Thiazide, a first-line therapy for hypertension, lowers blood pressure, increases bone mineral density, and reduces the risk of fractures.
However, hyponatremia, an adverse effect of thiazide, is associated with increased risk of osteoporosis and fractures.
It is currently unclear whether thiazide-associated hyponatremia ( TAH ) outweighs the protective effects of thiazide.
Using data from Taiwan's National Health Insurance Research Database, researchers have identified patients who were prescribed thiazide between 1998 and 2010.
Those diagnosed with hyponatremia within three years after initiation of thiazide were selected for the TAH group.
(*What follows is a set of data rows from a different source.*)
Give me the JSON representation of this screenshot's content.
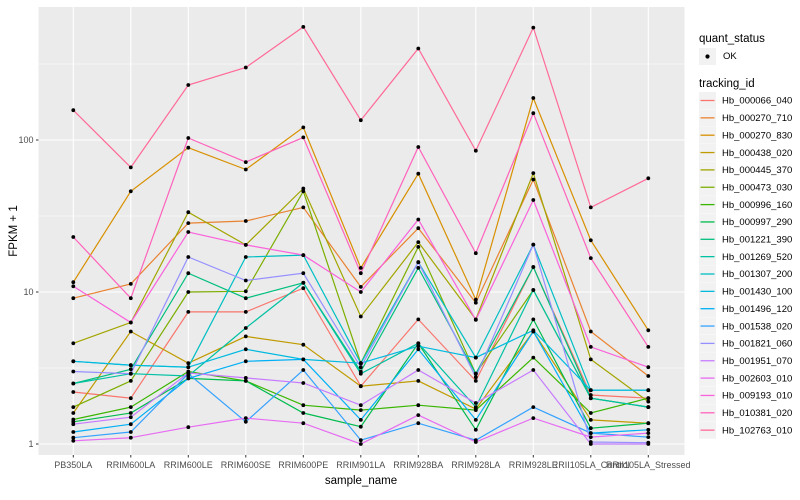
{
  "chart_data": {
    "type": "line",
    "title": "",
    "xlabel": "sample_name",
    "ylabel": "FPKM + 1",
    "yscale": "log10",
    "yticks": [
      1,
      10,
      100
    ],
    "y_minor_ticks": [
      3.162,
      31.62,
      316.2
    ],
    "ylim": [
      0.85,
      740
    ],
    "grid": "on",
    "legend_position": "right",
    "panel_bg": "#EBEBEB",
    "grid_color": "#FFFFFF",
    "point_color": "#000000",
    "tick_label_color": "#4D4D4D",
    "legend_key_bg": "#F2F2F2",
    "categories": [
      "PB350LA",
      "RRIM600LA",
      "RRIM600LE",
      "RRIM600SE",
      "RRIM600PE",
      "RRIM901LA",
      "RRIM928BA",
      "RRIM928LA",
      "RRIM928LE",
      "RRII105LA_Control",
      "RRII105LA_Stressed"
    ],
    "legend": {
      "quant_status_title": "quant_status",
      "ok_label": "OK",
      "tracking_title": "tracking_id"
    },
    "series": [
      {
        "name": "Hb_000066_040",
        "color": "#F8766D",
        "values": [
          2.2,
          2.0,
          7.4,
          7.4,
          10.6,
          2.4,
          6.6,
          2.6,
          14.6,
          2.1,
          2.0
        ]
      },
      {
        "name": "Hb_000270_710",
        "color": "#EA8331",
        "values": [
          9.1,
          11.3,
          28.4,
          29.3,
          36,
          10.8,
          26.3,
          8.5,
          55,
          5.5,
          2.8
        ]
      },
      {
        "name": "Hb_000270_830",
        "color": "#D89000",
        "values": [
          11.6,
          46,
          89,
          64,
          121,
          14.4,
          60,
          8.9,
          189,
          21.9,
          5.6
        ]
      },
      {
        "name": "Hb_000438_020",
        "color": "#C09B00",
        "values": [
          1.6,
          5.5,
          3.4,
          5.1,
          4.5,
          2.4,
          2.6,
          1.7,
          5.5,
          1.44,
          1.37
        ]
      },
      {
        "name": "Hb_000445_370",
        "color": "#A3A500",
        "values": [
          4.6,
          6.3,
          33.5,
          20.4,
          48,
          6.9,
          21.3,
          6.6,
          60.6,
          3.6,
          1.9
        ]
      },
      {
        "name": "Hb_000473_030",
        "color": "#7CAE00",
        "values": [
          1.75,
          2.6,
          10.0,
          10.1,
          46,
          3.4,
          19.8,
          2.9,
          10.3,
          2.0,
          1.75
        ]
      },
      {
        "name": "Hb_000996_160",
        "color": "#39B600",
        "values": [
          1.45,
          1.75,
          3.0,
          2.6,
          1.8,
          1.67,
          1.8,
          1.67,
          3.7,
          1.6,
          2.0
        ]
      },
      {
        "name": "Hb_000997_290",
        "color": "#00BB4E",
        "values": [
          1.4,
          1.6,
          2.7,
          2.6,
          1.6,
          1.3,
          4.6,
          1.24,
          6.6,
          1.27,
          1.37
        ]
      },
      {
        "name": "Hb_001221_390",
        "color": "#00BF7D",
        "values": [
          2.5,
          3.1,
          13.3,
          9.1,
          11.5,
          3.0,
          14.4,
          2.9,
          14.6,
          2.0,
          1.75
        ]
      },
      {
        "name": "Hb_001269_520",
        "color": "#00C1A3",
        "values": [
          2.5,
          2.9,
          2.8,
          5.8,
          11.5,
          2.9,
          4.6,
          1.75,
          10.3,
          2.0,
          1.75
        ]
      },
      {
        "name": "Hb_001307_200",
        "color": "#00BFC4",
        "values": [
          3.5,
          3.3,
          3.2,
          17.0,
          17.5,
          3.4,
          15.7,
          3.7,
          20.5,
          2.26,
          2.26
        ]
      },
      {
        "name": "Hb_001430_100",
        "color": "#00BAE0",
        "values": [
          3.5,
          3.3,
          3.2,
          4.2,
          3.6,
          3.4,
          4.4,
          3.7,
          5.6,
          2.26,
          2.26
        ]
      },
      {
        "name": "Hb_001496_120",
        "color": "#00B0F6",
        "values": [
          1.2,
          1.35,
          2.7,
          3.5,
          3.6,
          1.44,
          4.2,
          1.44,
          5.5,
          1.18,
          1.24
        ]
      },
      {
        "name": "Hb_001538_020",
        "color": "#35A2FF",
        "values": [
          1.1,
          1.2,
          2.9,
          1.4,
          3.07,
          1.06,
          1.37,
          1.06,
          1.75,
          1.18,
          1.11
        ]
      },
      {
        "name": "Hb_001821_060",
        "color": "#9590FF",
        "values": [
          3.0,
          2.9,
          17.0,
          11.9,
          13.3,
          3.2,
          15.7,
          2.75,
          20.5,
          1.03,
          1.02
        ]
      },
      {
        "name": "Hb_001951_070",
        "color": "#C77CFF",
        "values": [
          1.35,
          1.5,
          2.93,
          2.72,
          2.52,
          1.8,
          3.07,
          1.86,
          3.07,
          1.0,
          1.0
        ]
      },
      {
        "name": "Hb_002603_010",
        "color": "#E76BF3",
        "values": [
          1.05,
          1.1,
          1.29,
          1.48,
          1.37,
          1.0,
          1.55,
          1.03,
          1.48,
          1.11,
          1.18
        ]
      },
      {
        "name": "Hb_009193_010",
        "color": "#FA62DB",
        "values": [
          10.9,
          6.3,
          24.8,
          20.4,
          17.5,
          10.0,
          30,
          6.55,
          40.3,
          4.35,
          3.2
        ]
      },
      {
        "name": "Hb_010381_020",
        "color": "#FF62BC",
        "values": [
          23,
          9.1,
          103,
          71.6,
          104,
          13.3,
          90,
          18,
          150,
          16.7,
          4.35
        ]
      },
      {
        "name": "Hb_102763_010",
        "color": "#FF6A98",
        "values": [
          157,
          66,
          230,
          300,
          555,
          135,
          400,
          85,
          549,
          36,
          56
        ]
      }
    ]
  }
}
Thiazide users without hyponatremia were selected for the control group.
Subjects were followed up from the index date until the appearance of a fracture, death, or the end of a 3-year period.
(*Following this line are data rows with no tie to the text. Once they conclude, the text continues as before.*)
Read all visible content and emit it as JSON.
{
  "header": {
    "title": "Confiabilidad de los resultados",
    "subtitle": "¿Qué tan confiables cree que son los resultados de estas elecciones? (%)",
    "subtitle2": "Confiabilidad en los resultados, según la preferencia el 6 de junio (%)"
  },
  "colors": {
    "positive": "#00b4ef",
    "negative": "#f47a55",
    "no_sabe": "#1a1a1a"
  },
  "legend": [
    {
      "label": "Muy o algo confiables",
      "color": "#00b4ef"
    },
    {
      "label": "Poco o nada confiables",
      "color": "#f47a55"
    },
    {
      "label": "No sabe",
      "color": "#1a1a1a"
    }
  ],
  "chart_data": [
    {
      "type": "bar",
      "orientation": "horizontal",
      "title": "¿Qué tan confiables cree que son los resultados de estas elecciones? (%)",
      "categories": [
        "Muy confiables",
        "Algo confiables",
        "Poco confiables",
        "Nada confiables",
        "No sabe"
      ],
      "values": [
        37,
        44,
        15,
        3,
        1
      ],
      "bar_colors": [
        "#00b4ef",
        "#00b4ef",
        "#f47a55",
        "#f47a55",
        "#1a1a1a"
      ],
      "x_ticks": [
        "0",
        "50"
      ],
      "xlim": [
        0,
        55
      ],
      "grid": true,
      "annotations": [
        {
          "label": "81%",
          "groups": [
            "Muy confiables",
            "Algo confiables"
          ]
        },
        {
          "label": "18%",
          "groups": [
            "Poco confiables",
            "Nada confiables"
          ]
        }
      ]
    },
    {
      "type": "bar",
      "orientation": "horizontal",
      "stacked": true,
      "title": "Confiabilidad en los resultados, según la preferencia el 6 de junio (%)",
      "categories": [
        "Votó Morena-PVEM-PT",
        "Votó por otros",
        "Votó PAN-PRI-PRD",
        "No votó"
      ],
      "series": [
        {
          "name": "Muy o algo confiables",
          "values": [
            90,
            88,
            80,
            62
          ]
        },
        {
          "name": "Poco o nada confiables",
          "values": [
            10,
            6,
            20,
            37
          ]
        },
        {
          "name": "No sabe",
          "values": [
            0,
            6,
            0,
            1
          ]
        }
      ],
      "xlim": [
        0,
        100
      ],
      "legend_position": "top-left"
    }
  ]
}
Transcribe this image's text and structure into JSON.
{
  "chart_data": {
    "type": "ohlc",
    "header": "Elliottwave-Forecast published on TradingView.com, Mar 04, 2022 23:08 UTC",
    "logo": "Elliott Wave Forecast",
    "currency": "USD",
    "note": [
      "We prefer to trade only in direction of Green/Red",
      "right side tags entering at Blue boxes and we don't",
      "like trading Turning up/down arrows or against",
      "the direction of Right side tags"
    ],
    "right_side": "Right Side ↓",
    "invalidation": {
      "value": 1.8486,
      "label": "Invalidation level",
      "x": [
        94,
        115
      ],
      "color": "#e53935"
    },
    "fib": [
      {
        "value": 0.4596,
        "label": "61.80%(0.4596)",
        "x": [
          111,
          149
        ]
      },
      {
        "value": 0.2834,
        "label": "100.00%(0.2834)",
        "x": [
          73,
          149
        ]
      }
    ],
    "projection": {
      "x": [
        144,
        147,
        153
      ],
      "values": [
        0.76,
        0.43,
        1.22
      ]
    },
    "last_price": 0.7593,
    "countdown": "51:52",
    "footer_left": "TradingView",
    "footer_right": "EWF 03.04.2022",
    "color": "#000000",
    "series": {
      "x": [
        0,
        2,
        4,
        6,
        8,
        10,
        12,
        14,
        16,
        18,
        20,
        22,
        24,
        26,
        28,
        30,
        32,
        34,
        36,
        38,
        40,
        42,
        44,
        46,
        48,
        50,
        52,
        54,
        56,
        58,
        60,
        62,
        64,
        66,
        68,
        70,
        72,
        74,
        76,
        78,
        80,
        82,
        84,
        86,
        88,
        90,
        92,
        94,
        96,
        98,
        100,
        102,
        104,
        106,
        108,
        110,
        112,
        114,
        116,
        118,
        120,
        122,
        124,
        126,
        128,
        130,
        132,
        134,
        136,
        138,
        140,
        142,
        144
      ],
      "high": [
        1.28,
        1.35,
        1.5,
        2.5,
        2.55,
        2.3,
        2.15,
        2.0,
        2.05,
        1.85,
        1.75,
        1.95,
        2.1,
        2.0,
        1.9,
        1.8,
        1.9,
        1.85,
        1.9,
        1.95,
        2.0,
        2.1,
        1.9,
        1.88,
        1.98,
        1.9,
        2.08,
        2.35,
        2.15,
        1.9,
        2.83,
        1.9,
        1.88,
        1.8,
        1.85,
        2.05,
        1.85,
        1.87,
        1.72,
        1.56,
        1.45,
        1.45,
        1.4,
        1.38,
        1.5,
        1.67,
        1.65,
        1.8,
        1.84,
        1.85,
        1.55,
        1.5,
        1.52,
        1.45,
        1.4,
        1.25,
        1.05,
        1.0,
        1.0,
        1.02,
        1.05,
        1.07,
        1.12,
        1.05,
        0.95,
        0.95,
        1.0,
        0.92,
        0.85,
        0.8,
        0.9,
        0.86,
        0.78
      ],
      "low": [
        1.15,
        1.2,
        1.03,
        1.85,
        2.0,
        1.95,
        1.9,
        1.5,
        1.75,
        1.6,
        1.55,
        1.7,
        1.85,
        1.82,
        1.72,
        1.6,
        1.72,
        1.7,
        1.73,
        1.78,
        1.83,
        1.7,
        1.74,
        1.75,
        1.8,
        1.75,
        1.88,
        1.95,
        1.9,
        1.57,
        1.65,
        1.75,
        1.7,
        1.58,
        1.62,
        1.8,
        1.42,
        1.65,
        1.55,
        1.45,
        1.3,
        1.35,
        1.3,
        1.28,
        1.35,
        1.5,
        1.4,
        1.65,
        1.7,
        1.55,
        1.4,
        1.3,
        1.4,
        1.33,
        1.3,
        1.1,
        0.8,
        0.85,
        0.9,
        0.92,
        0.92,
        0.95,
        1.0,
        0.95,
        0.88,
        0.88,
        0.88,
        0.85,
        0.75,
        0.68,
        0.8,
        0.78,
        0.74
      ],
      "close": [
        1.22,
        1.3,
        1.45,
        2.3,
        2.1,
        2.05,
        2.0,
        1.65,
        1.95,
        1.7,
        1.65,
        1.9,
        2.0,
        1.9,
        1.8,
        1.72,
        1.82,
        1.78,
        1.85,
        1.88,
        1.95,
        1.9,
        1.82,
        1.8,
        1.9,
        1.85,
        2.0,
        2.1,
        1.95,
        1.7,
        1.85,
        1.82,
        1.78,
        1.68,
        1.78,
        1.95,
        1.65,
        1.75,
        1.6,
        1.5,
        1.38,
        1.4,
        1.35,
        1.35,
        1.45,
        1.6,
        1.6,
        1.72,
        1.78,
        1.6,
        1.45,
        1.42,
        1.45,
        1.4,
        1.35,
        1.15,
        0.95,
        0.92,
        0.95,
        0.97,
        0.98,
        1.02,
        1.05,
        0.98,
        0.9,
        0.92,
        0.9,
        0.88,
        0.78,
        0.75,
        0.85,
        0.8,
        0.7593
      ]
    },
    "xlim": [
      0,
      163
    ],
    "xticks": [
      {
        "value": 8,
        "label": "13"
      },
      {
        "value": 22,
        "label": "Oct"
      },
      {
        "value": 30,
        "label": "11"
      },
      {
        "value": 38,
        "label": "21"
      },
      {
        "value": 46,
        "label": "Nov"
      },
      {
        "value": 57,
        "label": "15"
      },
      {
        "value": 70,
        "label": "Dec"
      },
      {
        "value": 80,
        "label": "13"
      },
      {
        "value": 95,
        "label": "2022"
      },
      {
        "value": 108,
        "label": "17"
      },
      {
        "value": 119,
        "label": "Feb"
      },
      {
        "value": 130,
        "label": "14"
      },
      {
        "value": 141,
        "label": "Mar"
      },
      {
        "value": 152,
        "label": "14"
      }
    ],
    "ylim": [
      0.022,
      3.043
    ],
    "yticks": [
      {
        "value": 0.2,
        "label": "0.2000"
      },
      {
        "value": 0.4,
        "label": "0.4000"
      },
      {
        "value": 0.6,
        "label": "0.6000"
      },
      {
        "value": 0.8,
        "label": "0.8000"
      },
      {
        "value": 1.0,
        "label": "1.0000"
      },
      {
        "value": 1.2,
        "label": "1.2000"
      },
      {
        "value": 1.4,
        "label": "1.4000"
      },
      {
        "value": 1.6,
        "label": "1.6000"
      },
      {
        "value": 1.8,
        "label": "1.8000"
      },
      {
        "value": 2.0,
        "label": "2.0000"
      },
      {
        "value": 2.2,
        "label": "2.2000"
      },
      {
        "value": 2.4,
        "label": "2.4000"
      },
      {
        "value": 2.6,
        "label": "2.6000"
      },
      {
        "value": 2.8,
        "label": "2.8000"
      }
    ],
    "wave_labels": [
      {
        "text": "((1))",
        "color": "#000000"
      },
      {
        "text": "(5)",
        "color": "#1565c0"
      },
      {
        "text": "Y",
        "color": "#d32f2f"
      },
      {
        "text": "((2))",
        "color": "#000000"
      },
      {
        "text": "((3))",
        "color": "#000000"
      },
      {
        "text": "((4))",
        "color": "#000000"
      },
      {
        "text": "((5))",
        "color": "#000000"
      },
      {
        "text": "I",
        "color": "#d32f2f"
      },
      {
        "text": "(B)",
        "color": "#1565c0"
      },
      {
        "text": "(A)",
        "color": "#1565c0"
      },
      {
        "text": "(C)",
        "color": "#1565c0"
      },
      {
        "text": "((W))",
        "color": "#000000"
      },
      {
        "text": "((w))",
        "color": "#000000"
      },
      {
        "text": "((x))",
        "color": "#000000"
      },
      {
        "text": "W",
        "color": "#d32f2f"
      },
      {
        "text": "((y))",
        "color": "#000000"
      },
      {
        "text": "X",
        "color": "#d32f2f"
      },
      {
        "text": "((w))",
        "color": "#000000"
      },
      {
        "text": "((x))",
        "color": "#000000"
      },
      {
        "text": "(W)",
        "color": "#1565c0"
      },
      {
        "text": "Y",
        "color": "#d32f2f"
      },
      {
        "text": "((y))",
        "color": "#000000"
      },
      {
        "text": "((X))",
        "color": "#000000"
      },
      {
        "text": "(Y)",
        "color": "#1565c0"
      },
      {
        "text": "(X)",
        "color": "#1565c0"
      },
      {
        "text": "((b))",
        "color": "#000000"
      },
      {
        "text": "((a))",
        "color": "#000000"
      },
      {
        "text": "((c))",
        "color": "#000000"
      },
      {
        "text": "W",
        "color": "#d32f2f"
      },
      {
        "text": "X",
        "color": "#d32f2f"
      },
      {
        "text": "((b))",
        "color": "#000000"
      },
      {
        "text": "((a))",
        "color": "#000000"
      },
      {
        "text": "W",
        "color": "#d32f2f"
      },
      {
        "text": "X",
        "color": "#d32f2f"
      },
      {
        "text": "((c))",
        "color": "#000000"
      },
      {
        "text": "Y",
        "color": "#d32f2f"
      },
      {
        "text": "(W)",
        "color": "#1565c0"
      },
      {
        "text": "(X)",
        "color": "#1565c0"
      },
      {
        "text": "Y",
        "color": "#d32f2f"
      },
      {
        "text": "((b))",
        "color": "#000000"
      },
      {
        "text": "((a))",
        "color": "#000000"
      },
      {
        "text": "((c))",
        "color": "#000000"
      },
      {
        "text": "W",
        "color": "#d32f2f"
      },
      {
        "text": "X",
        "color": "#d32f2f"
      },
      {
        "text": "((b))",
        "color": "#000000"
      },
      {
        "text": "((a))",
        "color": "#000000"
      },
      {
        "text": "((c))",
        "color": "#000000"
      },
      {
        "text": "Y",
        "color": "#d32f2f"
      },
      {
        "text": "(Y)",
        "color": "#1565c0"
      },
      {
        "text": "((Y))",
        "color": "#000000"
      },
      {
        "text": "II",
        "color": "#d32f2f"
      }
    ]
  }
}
A total of 1212 patients were included in the TAH group, matched with 4848 patients in the control group.
The incidence rate of fracture was higher in the TAH group than in the control group ( 31.4 versus 20.6 per 1000 person-years ).
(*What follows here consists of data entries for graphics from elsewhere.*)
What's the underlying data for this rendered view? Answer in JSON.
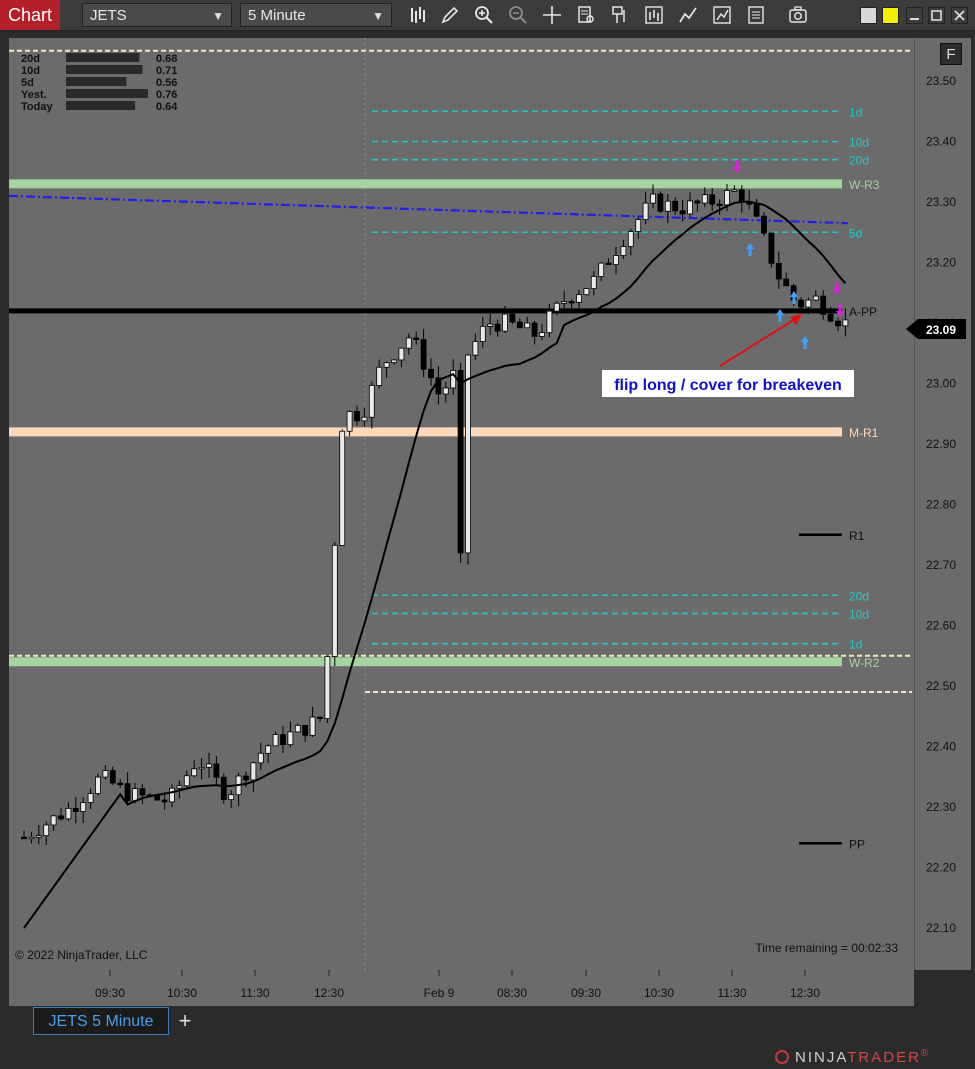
{
  "toolbar": {
    "chart_label": "Chart",
    "instrument": "JETS",
    "interval": "5 Minute"
  },
  "icons": [
    "bar-chart-icon",
    "pencil-icon",
    "zoom-in-icon",
    "zoom-out-icon",
    "crosshair-icon",
    "properties-icon",
    "data-box-icon",
    "strategies-icon",
    "indicators-icon",
    "templates-icon",
    "template-lines-icon",
    "screenshot-icon"
  ],
  "window_buttons": {
    "colors": [
      "#d8d8d8",
      "#f5f000",
      "#d8d8d8",
      "#d8d8d8"
    ]
  },
  "tab": {
    "label": "JETS 5 Minute",
    "add_label": "+"
  },
  "brand": {
    "prefix": "NINJA",
    "suffix": "TRADER",
    "mark": "®"
  },
  "chart_data": {
    "type": "candlestick",
    "instrument": "JETS",
    "ylim": [
      22.05,
      23.55
    ],
    "y_ticks": [
      22.1,
      22.2,
      22.3,
      22.4,
      22.5,
      22.6,
      22.7,
      22.8,
      22.9,
      23.0,
      23.1,
      23.2,
      23.3,
      23.4,
      23.5
    ],
    "y_tick_labels": [
      "22.10",
      "22.20",
      "22.30",
      "22.40",
      "22.50",
      "22.60",
      "22.70",
      "22.80",
      "22.90",
      "23.00",
      "23.10",
      "23.20",
      "23.30",
      "23.40",
      "23.50"
    ],
    "x_labels": [
      "09:30",
      "10:30",
      "11:30",
      "12:30",
      "Feb 9",
      "08:30",
      "09:30",
      "10:30",
      "11:30",
      "12:30"
    ],
    "current_price": "23.09",
    "copyright": "© 2022 NinjaTrader, LLC",
    "time_remaining": "Time remaining = 00:02:33",
    "f_button": "F",
    "volume_stats": [
      {
        "label": "20d",
        "value": "0.68"
      },
      {
        "label": "10d",
        "value": "0.71"
      },
      {
        "label": "5d",
        "value": "0.56"
      },
      {
        "label": "Yest.",
        "value": "0.76"
      },
      {
        "label": "Today",
        "value": "0.64"
      }
    ],
    "levels": [
      {
        "label": "1d",
        "price": 23.45,
        "color": "#29c4c4",
        "style": "dashed"
      },
      {
        "label": "10d",
        "price": 23.4,
        "color": "#29c4c4",
        "style": "dashed"
      },
      {
        "label": "20d",
        "price": 23.37,
        "color": "#29c4c4",
        "style": "dashed"
      },
      {
        "label": "W-R3",
        "price": 23.33,
        "color": "#a6d4a0",
        "style": "band"
      },
      {
        "label": "5d",
        "price": 23.25,
        "color": "#29c4c4",
        "style": "dashed"
      },
      {
        "label": "A-PP",
        "price": 23.12,
        "color": "#000000",
        "style": "thick"
      },
      {
        "label": "M-R1",
        "price": 22.92,
        "color": "#ffd8bc",
        "style": "band"
      },
      {
        "label": "R1",
        "price": 22.75,
        "color": "#000000",
        "style": "short"
      },
      {
        "label": "20d",
        "price": 22.65,
        "color": "#29c4c4",
        "style": "dashed"
      },
      {
        "label": "10d",
        "price": 22.62,
        "color": "#29c4c4",
        "style": "dashed"
      },
      {
        "label": "1d",
        "price": 22.57,
        "color": "#29c4c4",
        "style": "dashed"
      },
      {
        "label": "W-R2",
        "price": 22.54,
        "color": "#a6d4a0",
        "style": "band"
      },
      {
        "label": "PP",
        "price": 22.24,
        "color": "#000000",
        "style": "short"
      }
    ],
    "hlines_dotted": [
      {
        "price": 23.55,
        "color": "#f4e9b5"
      },
      {
        "price": 22.55,
        "color": "#f4e9b5"
      },
      {
        "price": 22.49,
        "color": "#f4e9b5"
      }
    ],
    "trendline": {
      "from": [
        0,
        23.31
      ],
      "to": [
        110,
        23.265
      ],
      "color": "#1f1ff0"
    },
    "annotation": {
      "text": "flip long / cover for breakeven",
      "arrow_to_bar": 102,
      "arrow_to_price": 23.11
    }
  }
}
Thiazide-associated hyponatremia was associated with a higher risk of total fractures ( adjusted hazard ratio [ aHR ]: 1.47, 95% confidence interval [ C I] = 1.15-1.88 ), vertebra fractures ( aHR: 1.84, 95% CI = 1.12-3.01 ), and hip fractures ( aHR: 1.66, 95% CI = 1.12-2.46 ) after controlling for comorbidities and other medications.
In conclusion, thiazide users with hyponatremia have a higher risk of fracture than thiazide users without hyponatremia.
The fracture-protective effect of thiazide is attenuated by thiazide-associated hyponatremia. ( Xagena )
Yang LJ et al, PLoS One 2018;13(12):e0208712. doi: 10.1371/journal.pone.0208712. eCollection 2018.